Ahead of its earnings call, the company told the markets the following highlights for Q2 (all year-on-year):
- Revenue up 30% to $591.2m
- Bookings down 4% to $639.9m
- DAUs (daily active users) up 21% to 52.2m
- Hours engaged were up 16%.
- Bookings per DAU were down 21% to $12.25
While there is still a serious business in the economy of virtual currency and goods that the bookings signify, the many engaged users who are playing but not necessarily spending suggest a serious opportunity in advertising.
How advertising is going
Following the company’s explanation of validated brand accounts and boosted experiences in May (full details here) David Baszucki, Roblox chief executive outlined the investment going into the project:
“The product direction for this advertising system will also be self-service, but it will be complemented by our amazing brands. We have a great team. It's scaling. We have amazing people who are working with the Gucci and the Tommy Hilfiger […] in this new form of advertising to the platform,” he told investors.
“We expect to continue building this amazing brand team. It will not be a sales team, it will be a consultative team to help people who are doing self-service and exploring our platform.”
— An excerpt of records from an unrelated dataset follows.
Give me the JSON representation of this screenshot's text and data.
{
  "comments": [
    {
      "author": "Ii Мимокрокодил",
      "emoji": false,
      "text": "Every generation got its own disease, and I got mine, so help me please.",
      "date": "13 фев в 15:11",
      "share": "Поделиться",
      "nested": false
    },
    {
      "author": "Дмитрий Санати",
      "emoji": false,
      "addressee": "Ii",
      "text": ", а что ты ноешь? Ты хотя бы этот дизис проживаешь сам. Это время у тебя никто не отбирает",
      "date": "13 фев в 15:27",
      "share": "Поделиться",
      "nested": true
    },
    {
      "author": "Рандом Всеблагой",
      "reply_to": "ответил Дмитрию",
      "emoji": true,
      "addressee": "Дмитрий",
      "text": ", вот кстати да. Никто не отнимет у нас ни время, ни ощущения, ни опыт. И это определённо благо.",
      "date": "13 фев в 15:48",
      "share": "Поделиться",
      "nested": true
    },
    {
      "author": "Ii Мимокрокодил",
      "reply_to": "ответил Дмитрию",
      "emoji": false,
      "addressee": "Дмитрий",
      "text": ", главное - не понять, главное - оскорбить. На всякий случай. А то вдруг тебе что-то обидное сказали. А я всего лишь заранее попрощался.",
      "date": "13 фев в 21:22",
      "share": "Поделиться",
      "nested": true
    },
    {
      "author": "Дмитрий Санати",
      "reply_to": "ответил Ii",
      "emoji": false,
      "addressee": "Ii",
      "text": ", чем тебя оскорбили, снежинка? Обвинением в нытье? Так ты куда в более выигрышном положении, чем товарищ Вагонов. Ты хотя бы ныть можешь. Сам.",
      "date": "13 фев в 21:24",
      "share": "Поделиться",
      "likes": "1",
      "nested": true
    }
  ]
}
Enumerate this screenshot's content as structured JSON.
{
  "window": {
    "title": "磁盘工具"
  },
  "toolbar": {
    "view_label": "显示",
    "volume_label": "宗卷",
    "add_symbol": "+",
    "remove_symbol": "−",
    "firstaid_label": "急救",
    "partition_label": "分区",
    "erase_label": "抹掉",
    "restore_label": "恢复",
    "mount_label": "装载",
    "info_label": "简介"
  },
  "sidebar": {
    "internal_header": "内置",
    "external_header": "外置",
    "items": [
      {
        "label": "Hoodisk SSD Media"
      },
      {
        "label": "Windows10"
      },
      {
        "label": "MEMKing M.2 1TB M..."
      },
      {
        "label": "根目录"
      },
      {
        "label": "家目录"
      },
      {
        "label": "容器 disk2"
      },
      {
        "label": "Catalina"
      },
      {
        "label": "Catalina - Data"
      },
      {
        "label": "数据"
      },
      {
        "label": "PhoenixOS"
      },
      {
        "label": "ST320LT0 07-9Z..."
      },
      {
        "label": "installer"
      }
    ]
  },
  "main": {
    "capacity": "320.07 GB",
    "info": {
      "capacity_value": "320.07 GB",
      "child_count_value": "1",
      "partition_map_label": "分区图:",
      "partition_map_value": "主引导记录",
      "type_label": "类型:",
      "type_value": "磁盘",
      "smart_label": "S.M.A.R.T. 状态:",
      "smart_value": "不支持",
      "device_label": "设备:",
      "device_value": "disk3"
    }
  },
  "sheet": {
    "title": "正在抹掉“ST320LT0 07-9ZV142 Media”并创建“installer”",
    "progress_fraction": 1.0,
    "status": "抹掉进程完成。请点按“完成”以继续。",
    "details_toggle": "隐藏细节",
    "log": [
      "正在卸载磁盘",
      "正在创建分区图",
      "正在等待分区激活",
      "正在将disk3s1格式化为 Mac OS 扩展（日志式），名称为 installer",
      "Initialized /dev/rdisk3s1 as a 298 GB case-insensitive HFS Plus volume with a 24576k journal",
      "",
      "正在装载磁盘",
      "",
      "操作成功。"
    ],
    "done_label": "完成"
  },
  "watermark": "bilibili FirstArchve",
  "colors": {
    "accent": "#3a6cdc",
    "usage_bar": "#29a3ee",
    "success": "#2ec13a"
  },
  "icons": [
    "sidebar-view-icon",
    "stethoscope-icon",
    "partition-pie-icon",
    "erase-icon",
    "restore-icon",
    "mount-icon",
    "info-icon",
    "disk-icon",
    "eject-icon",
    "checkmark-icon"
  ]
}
He added that Roblox will be “testing our immersive advertising system sometime this year, we believe.”
A development flywheel
Part of the self-service ideal would mean brands seeking out experienced developers without even necessarily going through Roblox by using its talent hub – “that's the dynamic that we want to see, and as that demand comes from brands that will spur on more developers,” explained CFO Mike Guthrie, adding: “I wouldn't be surprised to see agencies off of it as well.”